In response to the heightened demand for reporters used in courtrooms and depositions, as well as those who provide the closed captioning seen on TV and other services for the hearing impaired, court reporting certification programs are on the rise.
“Not only are court reporters in very high demand, but they also experience extremely rewarding careers,” explains Patricia Falls, owner of The School of Court Reporting, a leading provider of court reporter degrees based in Marlton, New Jersey. “The court reporting profession has zero unemployment, and a first-year earning potential of up to $80,000, with the ability to earn even more.”
According to Falls, there are many options for enrolling in court reporter certification programs. Students can choose day or evening classes, full-time or part time courses and online or onsite learning programs. Falls shares insider’s tips into earning a court reporter degree for maximum career growth potential.

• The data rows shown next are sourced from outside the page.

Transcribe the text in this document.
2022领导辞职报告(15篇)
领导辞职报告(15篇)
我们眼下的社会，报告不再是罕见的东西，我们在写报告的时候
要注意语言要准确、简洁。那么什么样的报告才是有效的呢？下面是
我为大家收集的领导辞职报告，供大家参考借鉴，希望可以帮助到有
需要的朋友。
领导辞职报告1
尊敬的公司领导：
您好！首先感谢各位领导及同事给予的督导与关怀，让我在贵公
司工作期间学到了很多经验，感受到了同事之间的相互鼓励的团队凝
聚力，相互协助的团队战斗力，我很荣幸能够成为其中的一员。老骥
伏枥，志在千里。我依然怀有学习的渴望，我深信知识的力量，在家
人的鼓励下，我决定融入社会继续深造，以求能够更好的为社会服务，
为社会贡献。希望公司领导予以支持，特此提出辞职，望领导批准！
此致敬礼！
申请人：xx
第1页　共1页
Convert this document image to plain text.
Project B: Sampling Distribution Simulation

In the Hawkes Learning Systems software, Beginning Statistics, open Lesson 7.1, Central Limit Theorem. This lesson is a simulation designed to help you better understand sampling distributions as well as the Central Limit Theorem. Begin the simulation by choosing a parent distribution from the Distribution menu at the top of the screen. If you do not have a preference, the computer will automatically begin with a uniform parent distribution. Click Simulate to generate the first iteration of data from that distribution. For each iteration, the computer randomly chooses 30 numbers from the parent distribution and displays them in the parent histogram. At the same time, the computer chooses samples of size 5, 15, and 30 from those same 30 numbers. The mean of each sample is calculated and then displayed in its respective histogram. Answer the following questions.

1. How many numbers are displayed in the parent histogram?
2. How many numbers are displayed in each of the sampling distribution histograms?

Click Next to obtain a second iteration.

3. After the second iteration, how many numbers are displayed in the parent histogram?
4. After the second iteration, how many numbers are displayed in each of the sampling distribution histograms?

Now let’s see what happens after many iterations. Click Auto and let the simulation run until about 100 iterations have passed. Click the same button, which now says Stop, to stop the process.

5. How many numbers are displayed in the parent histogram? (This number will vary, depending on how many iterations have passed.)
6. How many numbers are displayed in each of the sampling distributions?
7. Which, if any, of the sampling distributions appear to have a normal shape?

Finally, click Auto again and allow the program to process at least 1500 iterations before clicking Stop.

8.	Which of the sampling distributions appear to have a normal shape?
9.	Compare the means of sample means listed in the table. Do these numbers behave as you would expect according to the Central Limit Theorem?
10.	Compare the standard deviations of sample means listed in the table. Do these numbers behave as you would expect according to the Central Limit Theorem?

1. Know Your Learning Style.
How and when you learn best will determine what type of program is right for you. Do you have the ability to go to school full-time, or does a career limit you to part-time and evenings only? What about distance learning? Do you prefer to learn in the classroom, or from the comfort of your own home?
2. Do Your Homework.
When evaluating schools, make sure to ask about their job placement rates and teaching methodologies. A credible provider of court reporting certification programs should teach a real-time theory (such as the Phoenix Theory) and hold certifications by the Board of Shorthand Reporting and other relevant institutions.
3. See The Big Picture.
Look for a court reporter degree program that provides internships and training to support the expanding role of court reporting. Training in captioning, cyber-conferencing, scoping and transcribing can prove invaluable in a court reporting career.